使用异步生成器流式传输批量请求的输出。以下示例将 StreamingResponder 类转换为接受批次。

import asyncio
from typing import AsyncGenerator
from starlette.requests import Request
from starlette.responses import StreamingResponse

from ray import serve


@serve.deployment
class StreamingResponder:
    async def generate_numbers(self, max: str) -> AsyncGenerator[str, None]:
        for i in range(max):
            yield str(i)
            await asyncio.sleep(0.1)

    def __call__(self, request: Request) -> StreamingResponse:
        max = int(request.query_params.get("max", "25"))
        gen = self.generate_numbers(max)
        return StreamingResponse(gen, status_code=200, media_type="text/plain")

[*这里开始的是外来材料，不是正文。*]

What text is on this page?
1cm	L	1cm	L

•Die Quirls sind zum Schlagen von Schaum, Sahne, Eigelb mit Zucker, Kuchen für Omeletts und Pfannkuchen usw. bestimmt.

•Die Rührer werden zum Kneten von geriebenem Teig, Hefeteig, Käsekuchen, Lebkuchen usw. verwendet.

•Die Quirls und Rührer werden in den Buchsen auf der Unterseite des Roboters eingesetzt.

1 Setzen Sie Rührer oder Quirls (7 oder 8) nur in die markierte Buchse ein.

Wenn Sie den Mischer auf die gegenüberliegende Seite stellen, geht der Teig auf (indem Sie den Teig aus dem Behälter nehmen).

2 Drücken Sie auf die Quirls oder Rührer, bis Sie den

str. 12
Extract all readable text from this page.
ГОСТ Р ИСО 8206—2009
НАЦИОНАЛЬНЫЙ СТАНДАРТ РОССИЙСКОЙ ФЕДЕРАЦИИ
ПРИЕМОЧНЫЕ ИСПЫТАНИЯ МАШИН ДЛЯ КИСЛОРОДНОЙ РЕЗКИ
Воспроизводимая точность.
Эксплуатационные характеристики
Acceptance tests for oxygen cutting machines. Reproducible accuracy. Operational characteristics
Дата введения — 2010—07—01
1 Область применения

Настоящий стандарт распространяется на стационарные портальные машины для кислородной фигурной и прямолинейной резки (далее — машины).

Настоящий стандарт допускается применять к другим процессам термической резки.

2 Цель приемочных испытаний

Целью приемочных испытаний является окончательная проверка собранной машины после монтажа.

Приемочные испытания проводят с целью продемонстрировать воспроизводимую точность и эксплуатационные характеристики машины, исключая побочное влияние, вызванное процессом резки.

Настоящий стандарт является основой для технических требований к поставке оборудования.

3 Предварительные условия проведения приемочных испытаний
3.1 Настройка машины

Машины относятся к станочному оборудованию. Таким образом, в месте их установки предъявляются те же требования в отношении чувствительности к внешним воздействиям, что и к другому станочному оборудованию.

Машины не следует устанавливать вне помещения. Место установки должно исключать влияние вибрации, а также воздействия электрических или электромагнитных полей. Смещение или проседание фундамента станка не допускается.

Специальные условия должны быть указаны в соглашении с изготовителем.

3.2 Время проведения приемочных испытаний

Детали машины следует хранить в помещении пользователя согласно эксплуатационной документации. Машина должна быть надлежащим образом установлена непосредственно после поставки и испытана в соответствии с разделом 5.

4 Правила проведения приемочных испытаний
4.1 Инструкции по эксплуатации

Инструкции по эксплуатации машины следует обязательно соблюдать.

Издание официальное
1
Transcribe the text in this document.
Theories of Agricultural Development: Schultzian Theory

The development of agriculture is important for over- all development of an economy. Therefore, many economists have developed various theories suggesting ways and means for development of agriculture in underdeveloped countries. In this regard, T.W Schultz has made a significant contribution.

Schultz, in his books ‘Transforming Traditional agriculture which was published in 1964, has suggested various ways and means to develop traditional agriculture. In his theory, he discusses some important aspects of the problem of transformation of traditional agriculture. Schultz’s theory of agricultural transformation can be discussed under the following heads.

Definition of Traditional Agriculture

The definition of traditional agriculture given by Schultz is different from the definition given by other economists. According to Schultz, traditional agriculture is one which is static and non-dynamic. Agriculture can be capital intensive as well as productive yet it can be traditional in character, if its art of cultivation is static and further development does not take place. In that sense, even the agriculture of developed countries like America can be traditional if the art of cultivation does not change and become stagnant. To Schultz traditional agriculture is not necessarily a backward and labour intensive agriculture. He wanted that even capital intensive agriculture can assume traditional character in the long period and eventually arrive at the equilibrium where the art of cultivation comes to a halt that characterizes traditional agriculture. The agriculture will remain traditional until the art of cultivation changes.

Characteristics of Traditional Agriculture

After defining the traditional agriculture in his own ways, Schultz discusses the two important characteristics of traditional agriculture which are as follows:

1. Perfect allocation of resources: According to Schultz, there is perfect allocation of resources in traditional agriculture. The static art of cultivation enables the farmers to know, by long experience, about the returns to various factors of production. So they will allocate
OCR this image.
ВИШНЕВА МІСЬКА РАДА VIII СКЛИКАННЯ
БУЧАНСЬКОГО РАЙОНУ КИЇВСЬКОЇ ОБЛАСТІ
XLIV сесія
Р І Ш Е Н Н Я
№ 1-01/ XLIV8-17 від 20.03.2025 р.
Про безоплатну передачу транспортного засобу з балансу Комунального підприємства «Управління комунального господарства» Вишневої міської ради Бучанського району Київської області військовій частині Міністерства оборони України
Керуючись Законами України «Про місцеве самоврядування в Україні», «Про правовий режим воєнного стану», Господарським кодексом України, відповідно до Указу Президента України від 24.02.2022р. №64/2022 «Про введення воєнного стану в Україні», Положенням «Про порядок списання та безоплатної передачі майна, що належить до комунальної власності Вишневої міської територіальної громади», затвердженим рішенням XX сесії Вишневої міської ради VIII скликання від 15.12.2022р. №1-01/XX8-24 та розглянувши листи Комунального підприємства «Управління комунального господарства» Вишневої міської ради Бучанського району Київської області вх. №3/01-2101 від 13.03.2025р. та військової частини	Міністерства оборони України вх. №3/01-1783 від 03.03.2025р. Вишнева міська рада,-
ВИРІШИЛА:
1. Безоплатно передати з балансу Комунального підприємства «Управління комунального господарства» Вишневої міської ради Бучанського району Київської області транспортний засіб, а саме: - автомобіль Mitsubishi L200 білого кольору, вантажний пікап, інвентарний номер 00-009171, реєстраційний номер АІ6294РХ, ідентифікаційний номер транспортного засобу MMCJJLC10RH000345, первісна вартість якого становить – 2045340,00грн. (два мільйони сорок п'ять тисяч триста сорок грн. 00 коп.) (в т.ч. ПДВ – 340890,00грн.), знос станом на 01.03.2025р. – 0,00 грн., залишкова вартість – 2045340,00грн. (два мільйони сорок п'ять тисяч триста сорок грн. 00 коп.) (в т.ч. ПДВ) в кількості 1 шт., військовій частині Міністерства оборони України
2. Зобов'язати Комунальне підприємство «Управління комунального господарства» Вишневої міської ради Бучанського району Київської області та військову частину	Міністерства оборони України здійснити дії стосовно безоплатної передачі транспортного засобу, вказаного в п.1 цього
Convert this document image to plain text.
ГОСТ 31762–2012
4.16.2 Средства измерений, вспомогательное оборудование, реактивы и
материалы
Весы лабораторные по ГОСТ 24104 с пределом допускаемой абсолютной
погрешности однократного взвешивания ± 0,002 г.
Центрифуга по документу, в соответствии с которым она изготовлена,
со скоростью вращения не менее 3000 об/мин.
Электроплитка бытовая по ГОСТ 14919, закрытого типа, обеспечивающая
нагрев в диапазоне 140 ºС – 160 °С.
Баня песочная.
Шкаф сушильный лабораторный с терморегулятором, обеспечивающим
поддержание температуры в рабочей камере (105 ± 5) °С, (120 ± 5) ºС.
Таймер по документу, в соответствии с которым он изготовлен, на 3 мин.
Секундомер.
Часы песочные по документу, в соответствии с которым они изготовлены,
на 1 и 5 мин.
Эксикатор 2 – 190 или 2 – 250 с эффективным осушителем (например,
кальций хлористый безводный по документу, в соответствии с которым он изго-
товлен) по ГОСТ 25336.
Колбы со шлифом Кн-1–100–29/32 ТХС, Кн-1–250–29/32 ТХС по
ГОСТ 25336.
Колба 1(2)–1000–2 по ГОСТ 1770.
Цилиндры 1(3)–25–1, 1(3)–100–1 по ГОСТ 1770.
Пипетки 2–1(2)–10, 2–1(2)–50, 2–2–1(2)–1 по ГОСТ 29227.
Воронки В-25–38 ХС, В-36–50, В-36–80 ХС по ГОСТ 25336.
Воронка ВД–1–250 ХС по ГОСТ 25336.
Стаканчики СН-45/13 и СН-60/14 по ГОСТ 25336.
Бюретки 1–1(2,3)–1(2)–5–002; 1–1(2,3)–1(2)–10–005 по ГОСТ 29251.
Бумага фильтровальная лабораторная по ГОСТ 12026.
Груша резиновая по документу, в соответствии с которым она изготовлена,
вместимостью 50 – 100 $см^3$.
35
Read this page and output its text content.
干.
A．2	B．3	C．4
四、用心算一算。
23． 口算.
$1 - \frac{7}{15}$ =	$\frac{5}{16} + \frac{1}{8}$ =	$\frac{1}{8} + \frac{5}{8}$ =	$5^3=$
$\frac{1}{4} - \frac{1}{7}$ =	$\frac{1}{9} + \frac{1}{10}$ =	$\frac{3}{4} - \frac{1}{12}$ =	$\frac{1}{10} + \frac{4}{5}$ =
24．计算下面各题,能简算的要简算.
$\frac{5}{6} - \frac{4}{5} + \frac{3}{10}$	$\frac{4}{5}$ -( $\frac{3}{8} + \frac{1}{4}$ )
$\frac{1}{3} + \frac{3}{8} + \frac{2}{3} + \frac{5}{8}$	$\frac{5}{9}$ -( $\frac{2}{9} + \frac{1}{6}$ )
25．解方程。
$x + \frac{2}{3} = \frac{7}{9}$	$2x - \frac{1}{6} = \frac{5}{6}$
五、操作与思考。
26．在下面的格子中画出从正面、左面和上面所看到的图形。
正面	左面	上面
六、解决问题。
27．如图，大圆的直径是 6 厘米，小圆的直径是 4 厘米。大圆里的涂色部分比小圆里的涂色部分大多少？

使用 ray.serve.batch 装饰器装饰异步生成器函数。与非流式方法类似，该函数接受一个输入 List，并在每次迭代中 yield 一个与输入批次大小长度相同的输出迭代器。

import asyncio
from typing import List, AsyncGenerator, Union
from starlette.requests import Request
from starlette.responses import StreamingResponse

from ray import serve


@serve.deployment
class StreamingResponder:
    @serve.batch(max_batch_size=5, batch_wait_timeout_s=0.1)
    async def generate_numbers(
        self, max_list: List[str]
    ) -> AsyncGenerator[List[Union[int, StopIteration]], None]:
        for i in range(max(max_list)):
            next_numbers = []
            for requested_max in max_list:
                if requested_max > i:
                    next_numbers.append(str(i))
                else:
                    next_numbers.append(StopIteration)
            yield next_numbers
            await asyncio.sleep(0.1)

    async def __call__(self, request: Request) -> StreamingResponse:
        max = int(request.query_params.get("max", "25"))
        gen = self.generate_numbers(max)
        return StreamingResponse(gen, status_code=200, media_type="text/plain")

调用用 serve.batch 装饰的函数会返回一个异步生成器，你可以通过 await 来接收结果。

批次中的某些输入可能会比其他输入产生更少的输出。当特定输入没有更多内容可 yield 时，将一个 StopIteration 对象传递到输出迭代器中。此操作会终止 Serve 在使用该输入调用 serve.batch 函数时返回的生成器。当用 serve.batch 装饰的函数通过 HTTP 返回流式生成器时，此操作允许终端客户端在其调用完成后终止连接，而无需等待整个批次完成。

微调批量处理参数的技巧#

max_batch_size 理想情况下应为 2 的幂（2, 4, 8, 16, ...），因为 CPU 和 GPU 都针对这些形状的数据进行了优化。较大的批次大小会带来高内存成本以及对前几个请求的延迟惩罚。

设置 batch_wait_timeout_s 时应考虑端到端延迟 SLO（服务水平目标）。例如，如果你的延迟目标是 150ms，并且模型评估批次需要 100ms，则将 batch_wait_timeout_s 设置为远低于 150ms - 100ms = 50ms 的值。

在 Serve 部署图中使用批量处理时，上游节点和下游节点之间的关系也可能影响性能。考虑一个由两个模型组成的链，第一个模型设置 max_batch_size=8，第二个模型设置 max_batch_size=6。在这种情况下，当第一个模型完成一个包含 8 个请求的完整批次时，第二个模型会完成一个包含 6 个请求的批次，然后填充下一个批次，Serve 最初只会部分填充 8 - 6 = 2 个请求，这会导致额外的延迟成本。下游模型的批次大小理想情况下应是上游模型批次大小的倍数或因数，以确保批次协同工作达到最佳效果。